Many-to-many causation: found in Nature, too!
With regard to locks, many-to-many causation means many different combinations open the same kind of lock, and many different locks and kinds of locks have the same combination. In fact, unlike, say, people, even if each lock looks a bit different from every other lock, you can't use that to predict its combination. If it's a key-type lock, and you have the key, you're on easy street. Otherwise even having a key is of little use, as is having a lock without the key.
Of course, you can use tools to force open the case, one might say to 'dissect' the lock experimentally. If you're not too destructive and know how combination mechanisms work, you can perhaps figure out what the combination was. But then, of course, you've destroyed the lock. And since each lock is basically different, that experimental confirmation of mechanism will perhaps tell you the way that all the locks work. But it will not really help you open the next lock. There's a difference between understanding a general mechanism, and knowing a given instance of it.
In fact, the innards of a lock are not all that complicated. And, unlike your innards, their operation is mainly deterministic; they're hard-wired to open with a pre-specified combination. Neither probability nor sampling are very helpful in understanding locks. There is no 'personalized' combinatorial formula that you can know just by looking at it. Indeed, think how we'd be in the soup if the innards of locks that determine the exact combination stop points typically jiggled around, say, if you bumped or shook the lock or closed it too hard. Then 'the' combination would actually change, maybe just a little, but that could be very frustrating.
In fact, even combination locks don't seem to be all that precisely determined. In my experience, some locks are very sensitive to how exactly you get to each number before you turn the dial back towards the next number. In that sense, their combinations aren't 100% deterministic.
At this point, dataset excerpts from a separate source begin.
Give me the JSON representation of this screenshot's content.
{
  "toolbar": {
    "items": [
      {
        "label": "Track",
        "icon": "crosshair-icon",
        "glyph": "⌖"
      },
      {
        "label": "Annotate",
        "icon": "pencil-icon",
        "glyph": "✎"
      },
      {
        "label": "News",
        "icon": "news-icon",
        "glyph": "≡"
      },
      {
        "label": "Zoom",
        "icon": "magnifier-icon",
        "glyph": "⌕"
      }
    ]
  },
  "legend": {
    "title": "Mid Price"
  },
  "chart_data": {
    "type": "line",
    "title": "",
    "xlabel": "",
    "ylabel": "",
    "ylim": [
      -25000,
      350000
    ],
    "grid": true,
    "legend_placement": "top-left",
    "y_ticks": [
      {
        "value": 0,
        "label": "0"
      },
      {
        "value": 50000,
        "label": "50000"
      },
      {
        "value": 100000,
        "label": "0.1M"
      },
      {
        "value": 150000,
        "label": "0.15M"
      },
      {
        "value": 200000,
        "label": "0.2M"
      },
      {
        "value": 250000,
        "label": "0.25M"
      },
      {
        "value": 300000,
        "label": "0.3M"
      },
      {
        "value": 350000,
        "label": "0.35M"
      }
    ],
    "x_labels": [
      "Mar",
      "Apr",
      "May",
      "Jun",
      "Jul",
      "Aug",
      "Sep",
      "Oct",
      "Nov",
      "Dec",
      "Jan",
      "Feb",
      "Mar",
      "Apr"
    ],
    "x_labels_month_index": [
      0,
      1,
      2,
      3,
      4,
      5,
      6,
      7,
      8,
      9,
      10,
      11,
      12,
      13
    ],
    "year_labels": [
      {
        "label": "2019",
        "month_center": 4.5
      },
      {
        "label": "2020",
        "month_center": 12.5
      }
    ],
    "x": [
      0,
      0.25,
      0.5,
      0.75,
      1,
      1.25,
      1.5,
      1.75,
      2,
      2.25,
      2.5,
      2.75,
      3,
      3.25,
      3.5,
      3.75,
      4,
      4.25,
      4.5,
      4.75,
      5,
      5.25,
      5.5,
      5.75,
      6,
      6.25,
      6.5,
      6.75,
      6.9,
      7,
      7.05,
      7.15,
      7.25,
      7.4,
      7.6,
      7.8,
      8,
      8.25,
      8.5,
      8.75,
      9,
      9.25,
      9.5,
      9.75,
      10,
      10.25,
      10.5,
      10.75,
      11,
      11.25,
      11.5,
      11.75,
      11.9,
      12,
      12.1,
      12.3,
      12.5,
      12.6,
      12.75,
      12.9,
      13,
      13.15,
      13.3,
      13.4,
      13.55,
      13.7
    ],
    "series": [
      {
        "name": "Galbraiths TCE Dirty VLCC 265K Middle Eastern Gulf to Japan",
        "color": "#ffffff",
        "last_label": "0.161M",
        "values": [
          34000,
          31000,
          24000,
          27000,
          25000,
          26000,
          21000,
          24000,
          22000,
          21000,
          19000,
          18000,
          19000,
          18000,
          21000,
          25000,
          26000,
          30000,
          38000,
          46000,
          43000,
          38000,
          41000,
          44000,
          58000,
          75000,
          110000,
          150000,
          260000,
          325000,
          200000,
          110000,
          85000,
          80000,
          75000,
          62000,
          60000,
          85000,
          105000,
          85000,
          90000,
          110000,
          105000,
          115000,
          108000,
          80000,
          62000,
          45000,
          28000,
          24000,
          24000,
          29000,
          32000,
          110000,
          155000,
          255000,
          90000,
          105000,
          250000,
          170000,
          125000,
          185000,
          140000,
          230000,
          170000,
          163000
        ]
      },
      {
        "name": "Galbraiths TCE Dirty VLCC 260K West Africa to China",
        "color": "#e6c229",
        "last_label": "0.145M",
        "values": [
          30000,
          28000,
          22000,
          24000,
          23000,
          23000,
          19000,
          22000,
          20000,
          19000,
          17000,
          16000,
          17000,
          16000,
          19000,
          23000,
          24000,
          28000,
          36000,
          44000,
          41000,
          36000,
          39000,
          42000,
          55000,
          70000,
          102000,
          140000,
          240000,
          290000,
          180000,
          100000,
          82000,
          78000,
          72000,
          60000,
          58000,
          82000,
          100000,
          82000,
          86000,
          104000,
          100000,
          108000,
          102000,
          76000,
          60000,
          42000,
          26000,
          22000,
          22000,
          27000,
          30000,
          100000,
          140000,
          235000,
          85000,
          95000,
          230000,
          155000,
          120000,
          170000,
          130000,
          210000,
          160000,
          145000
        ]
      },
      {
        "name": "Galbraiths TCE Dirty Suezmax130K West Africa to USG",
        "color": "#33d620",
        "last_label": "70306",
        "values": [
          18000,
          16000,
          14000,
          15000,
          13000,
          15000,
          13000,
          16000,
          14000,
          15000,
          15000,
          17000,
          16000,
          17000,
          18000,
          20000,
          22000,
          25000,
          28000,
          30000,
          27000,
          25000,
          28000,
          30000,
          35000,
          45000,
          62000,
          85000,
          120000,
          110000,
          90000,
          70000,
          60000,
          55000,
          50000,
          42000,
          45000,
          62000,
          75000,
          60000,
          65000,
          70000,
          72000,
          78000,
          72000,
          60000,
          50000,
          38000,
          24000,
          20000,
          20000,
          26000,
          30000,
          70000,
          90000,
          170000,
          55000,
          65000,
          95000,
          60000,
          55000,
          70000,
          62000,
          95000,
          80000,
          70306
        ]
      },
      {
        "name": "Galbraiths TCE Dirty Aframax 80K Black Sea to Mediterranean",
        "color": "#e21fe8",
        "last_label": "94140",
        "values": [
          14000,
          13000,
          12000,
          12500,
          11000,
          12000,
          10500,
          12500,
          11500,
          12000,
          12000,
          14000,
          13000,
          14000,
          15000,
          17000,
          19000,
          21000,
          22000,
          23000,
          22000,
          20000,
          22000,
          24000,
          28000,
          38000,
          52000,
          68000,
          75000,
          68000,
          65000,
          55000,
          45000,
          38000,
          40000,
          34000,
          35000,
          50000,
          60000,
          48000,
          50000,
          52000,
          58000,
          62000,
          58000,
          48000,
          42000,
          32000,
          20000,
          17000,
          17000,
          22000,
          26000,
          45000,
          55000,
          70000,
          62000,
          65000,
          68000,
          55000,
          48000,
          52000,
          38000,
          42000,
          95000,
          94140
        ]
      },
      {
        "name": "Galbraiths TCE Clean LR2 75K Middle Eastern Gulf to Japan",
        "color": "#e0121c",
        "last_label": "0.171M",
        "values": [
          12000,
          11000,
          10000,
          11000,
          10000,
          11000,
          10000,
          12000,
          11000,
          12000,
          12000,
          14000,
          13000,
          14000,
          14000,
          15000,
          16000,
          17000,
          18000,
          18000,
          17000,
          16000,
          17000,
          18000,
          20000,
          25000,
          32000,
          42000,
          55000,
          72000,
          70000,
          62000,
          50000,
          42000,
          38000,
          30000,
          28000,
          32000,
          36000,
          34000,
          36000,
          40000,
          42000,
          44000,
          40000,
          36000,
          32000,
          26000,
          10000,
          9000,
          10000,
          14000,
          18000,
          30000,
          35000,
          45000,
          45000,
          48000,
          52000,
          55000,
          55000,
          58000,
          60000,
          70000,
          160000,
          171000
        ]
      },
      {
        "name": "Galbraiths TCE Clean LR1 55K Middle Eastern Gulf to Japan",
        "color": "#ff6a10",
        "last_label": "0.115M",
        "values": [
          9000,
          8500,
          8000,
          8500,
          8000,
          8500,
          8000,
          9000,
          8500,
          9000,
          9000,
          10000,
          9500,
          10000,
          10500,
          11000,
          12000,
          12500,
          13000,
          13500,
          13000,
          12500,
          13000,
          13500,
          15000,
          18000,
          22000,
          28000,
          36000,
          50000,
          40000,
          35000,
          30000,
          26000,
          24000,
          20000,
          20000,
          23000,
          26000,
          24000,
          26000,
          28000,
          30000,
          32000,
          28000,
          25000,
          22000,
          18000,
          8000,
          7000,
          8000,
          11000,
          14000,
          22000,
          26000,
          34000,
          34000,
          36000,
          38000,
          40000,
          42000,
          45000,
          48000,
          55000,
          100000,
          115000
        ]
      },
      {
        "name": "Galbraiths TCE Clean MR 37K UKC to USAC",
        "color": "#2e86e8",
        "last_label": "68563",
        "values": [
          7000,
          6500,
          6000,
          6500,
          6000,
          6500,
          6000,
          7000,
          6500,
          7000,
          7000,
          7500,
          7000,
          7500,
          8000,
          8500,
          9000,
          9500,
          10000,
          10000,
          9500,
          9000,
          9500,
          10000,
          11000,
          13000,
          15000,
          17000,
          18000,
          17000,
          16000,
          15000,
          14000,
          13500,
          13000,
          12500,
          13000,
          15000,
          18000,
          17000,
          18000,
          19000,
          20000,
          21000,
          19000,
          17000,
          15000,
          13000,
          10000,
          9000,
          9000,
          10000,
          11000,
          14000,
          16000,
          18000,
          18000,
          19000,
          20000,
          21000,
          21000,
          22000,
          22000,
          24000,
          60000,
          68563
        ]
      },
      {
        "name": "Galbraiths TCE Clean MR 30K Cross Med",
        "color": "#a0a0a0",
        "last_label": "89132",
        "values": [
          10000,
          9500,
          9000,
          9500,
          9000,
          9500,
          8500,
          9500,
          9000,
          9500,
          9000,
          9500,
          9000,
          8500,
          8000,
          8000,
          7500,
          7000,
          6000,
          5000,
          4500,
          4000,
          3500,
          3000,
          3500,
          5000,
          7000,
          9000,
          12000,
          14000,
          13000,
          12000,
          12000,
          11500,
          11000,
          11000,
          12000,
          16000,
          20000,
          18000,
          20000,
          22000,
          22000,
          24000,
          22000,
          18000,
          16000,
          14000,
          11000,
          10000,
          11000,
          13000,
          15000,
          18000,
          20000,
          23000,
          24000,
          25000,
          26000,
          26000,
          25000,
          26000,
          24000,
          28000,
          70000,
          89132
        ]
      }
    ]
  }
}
And, while all analogies limp, that is why the kinds of promises of personalized genomic medicine being made are a diversion from proper understanding of the underlying science. And when it comes to inferring evolution, where the events are not even observable, promises that we are unlocking the secret of genomes are at least misleading--and, since (like locks) new combinations are always arising--we may never unlock that secret. Unfortunately, while we have a good theory for the nature of locks, that explains the lock mess monstrosity retold above, we have no such precise theory for life.
And the moral of this tale is: if you're not careful asserting causal connections, you might be caught with your pants down.
It is not a combination lock, but it is one of the best visual explanations I have ever seen:
ReplyDeletehttps://www.dropbox.com/s/cl2zqrou906ainb/key.gif?dl=0
Thanks. But I don't think you are implying anything different from what we said, are you?
ReplyDeleteNo, I agree completely. As you pointed out, understanding the locking mechanism is of no help if you can't match the key to the lock.